Reputation: 19
i tried this code using r vest in order to extract some nested information from a link but it is returning NA in the last variable "links".
library("robotstxt")
library("dplyr")
library("rvest")
url<-"https://www.car.gr/classifieds/cars/?fs=1&condition=used&offer_type=sale&modified=15&st=private"
paths_allowed(domain = "https://www.car.gr/classifieds/cars/?fs=1&condition=used&offer_type=sale&modified=15&st=private" )
page<-read_html(url)
Title<-page %>% html_nodes(".title") %>% html_text()
Price<-page %>% html_nodes(".price-fmt") %>% html_text()

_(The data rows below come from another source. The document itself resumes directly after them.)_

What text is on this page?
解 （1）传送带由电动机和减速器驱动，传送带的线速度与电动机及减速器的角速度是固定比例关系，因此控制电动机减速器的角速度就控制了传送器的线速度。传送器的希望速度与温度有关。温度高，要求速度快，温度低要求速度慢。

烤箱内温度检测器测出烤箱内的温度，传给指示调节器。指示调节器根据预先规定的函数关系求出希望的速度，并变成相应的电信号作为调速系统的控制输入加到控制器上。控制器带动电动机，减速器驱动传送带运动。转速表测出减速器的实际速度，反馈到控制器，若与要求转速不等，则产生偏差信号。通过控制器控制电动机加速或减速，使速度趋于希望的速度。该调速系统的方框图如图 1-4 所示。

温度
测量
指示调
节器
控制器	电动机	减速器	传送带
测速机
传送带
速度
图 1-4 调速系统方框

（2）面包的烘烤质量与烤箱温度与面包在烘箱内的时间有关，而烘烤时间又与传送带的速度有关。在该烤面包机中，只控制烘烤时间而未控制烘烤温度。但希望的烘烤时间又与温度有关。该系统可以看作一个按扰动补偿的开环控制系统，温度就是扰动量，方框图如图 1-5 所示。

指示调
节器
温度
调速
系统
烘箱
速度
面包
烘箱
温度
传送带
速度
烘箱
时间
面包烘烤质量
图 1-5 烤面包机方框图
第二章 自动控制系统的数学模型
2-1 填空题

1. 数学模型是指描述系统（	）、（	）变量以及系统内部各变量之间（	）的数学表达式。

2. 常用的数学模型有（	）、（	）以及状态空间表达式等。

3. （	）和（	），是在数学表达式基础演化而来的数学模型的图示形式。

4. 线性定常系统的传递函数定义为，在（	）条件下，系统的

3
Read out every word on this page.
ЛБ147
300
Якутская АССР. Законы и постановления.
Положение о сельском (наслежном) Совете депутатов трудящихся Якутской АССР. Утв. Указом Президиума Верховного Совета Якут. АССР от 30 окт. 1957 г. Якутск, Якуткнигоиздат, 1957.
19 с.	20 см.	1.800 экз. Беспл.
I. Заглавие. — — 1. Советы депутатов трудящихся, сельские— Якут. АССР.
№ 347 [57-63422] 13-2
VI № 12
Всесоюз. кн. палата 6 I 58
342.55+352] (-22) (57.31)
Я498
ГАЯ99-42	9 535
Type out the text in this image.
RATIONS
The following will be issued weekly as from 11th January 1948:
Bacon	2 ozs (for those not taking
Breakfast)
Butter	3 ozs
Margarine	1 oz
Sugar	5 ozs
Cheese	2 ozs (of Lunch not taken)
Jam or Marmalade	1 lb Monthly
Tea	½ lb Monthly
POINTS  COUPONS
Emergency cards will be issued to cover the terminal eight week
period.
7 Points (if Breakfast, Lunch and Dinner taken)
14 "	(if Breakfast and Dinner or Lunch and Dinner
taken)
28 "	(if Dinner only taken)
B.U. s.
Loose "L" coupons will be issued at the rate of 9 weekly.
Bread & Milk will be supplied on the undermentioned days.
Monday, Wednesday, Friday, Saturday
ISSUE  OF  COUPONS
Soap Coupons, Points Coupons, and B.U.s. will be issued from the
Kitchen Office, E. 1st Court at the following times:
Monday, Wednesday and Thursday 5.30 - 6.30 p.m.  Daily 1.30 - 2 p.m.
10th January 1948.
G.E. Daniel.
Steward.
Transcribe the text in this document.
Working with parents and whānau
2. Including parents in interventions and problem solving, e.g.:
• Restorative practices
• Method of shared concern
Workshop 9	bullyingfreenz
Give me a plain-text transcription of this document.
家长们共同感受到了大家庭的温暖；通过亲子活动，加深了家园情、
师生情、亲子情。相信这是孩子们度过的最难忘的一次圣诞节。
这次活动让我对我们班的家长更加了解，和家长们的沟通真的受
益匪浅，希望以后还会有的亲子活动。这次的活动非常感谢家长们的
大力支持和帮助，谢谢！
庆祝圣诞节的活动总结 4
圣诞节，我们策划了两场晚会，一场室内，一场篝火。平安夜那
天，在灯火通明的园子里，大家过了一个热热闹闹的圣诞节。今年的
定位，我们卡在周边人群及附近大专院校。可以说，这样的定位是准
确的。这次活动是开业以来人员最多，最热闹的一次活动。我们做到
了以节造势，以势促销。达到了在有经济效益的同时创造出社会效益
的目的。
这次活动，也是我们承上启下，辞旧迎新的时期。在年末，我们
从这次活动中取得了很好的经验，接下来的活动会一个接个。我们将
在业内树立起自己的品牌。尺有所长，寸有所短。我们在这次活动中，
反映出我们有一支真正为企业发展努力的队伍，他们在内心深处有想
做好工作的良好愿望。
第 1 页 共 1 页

links<-page %>% html_nodes(".title") %>%
html_attr("h2") %>% paste0("https://www.car.gr", .)
Upvotes: 0
Views: 60
Reputation: 696
The class element you are looking for is not .title, but .row-anchor, like such:
links <- page %>% html_nodes(".row-anchor") %>%
html_attr("href")
It can be helpful to use the "inspector" in your browser to identify classes. In the same tool (both firefox and chrome) you can fulltext search for keywords. Just type in a sample link and you will easily find the respective tag for your link.
Upvotes: 1